Thursday, December 27, 2007

Mary Shelley - Frankenstein

I suffered quite a bit from having to read this book. I found the rationale behind most of the plot points to be unconvincing and often downright morally corrupt. Furthermore, the language was irritating in a way that I have encountered before in literature from the 1800's but I found even more irksome than the other texts of its day. The long convoluted language and the rambling paragraphs that conclude with the final and solely useful sentences drove me crazy, and I was thrilled to finally finish it.
The entire analogy of an inventor (who claims to be blameless but is completely responsible for having entered into this without due thought, and then does not take responsibility soon enough to make a difference) reminds me so completely of some current leaders who enter into serious events lightly without due consideration, and create a monster that follows them around for the rest of their lives.

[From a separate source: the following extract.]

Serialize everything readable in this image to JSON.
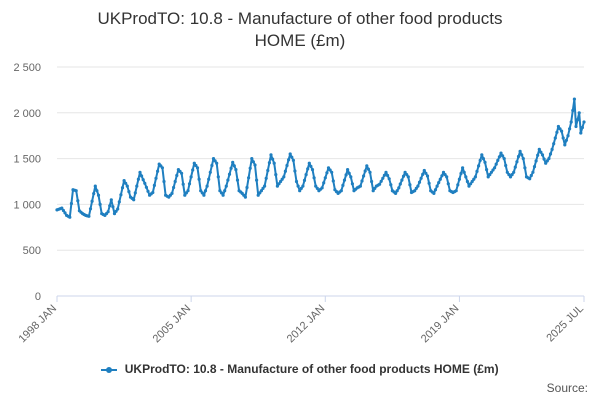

I was struck by the absurdity of the notion that the inventor could think himself blameless in this case. Secondly, I do not understand why he did not simply lure his monster in with the promise of a female and shoot him to death or trap and destroy him in some similar fashion, and I was struck- as always- by the 19th century conventions of fainting, madness, mental ills and general emotional and mental weakness that (presumably) causes complete collapse and inability to function on any level, and generally results in completely physical breakdown and illness. Also, why would he not have realized that the monster which is clearly clever would not kill Elizabeth instead of attack himself? And why did he allow his entire family to be targeted?

It is ridiculous to assume that in his "madness" he did not consider this creature to be despicable until after it is brought to life. I realize that this parallels many human flaws but it is still absurd and insane to presume that anyone, no matter how infatuated with their own genius, would be so enamoured by the science that they would ignore the basic tenet that a hideous inanimate creature becomes a hideous animate creature.

Essentially, I was disgusted at the repeated claim that Victor felt guiltless, and although he did endeavor to do the right thing (although I feel that the creature deserved either destruction or the creation of a mate rather than being condemned to exist in his wretched desire) I fail to see his merits, aside from his genius and perhaps his eloquence. The best intentions in the world mean nothing when the actions are so far the opposite.
The tragedy is that although Victor deserved everything he got, his sweet loved ones did not. They were the ones to suffer and lose their lives for what he did, and that alone is unfortunate. I have absolutely no pity for anyone who creates life or even a situation- deliberately- without trying to consider the consequences. Whether it is childbirth, getting a doberman or dropping a bomb, it is the responsibility of the one who is acting to ensure that they prevent all possible heartache and trouble from occurring.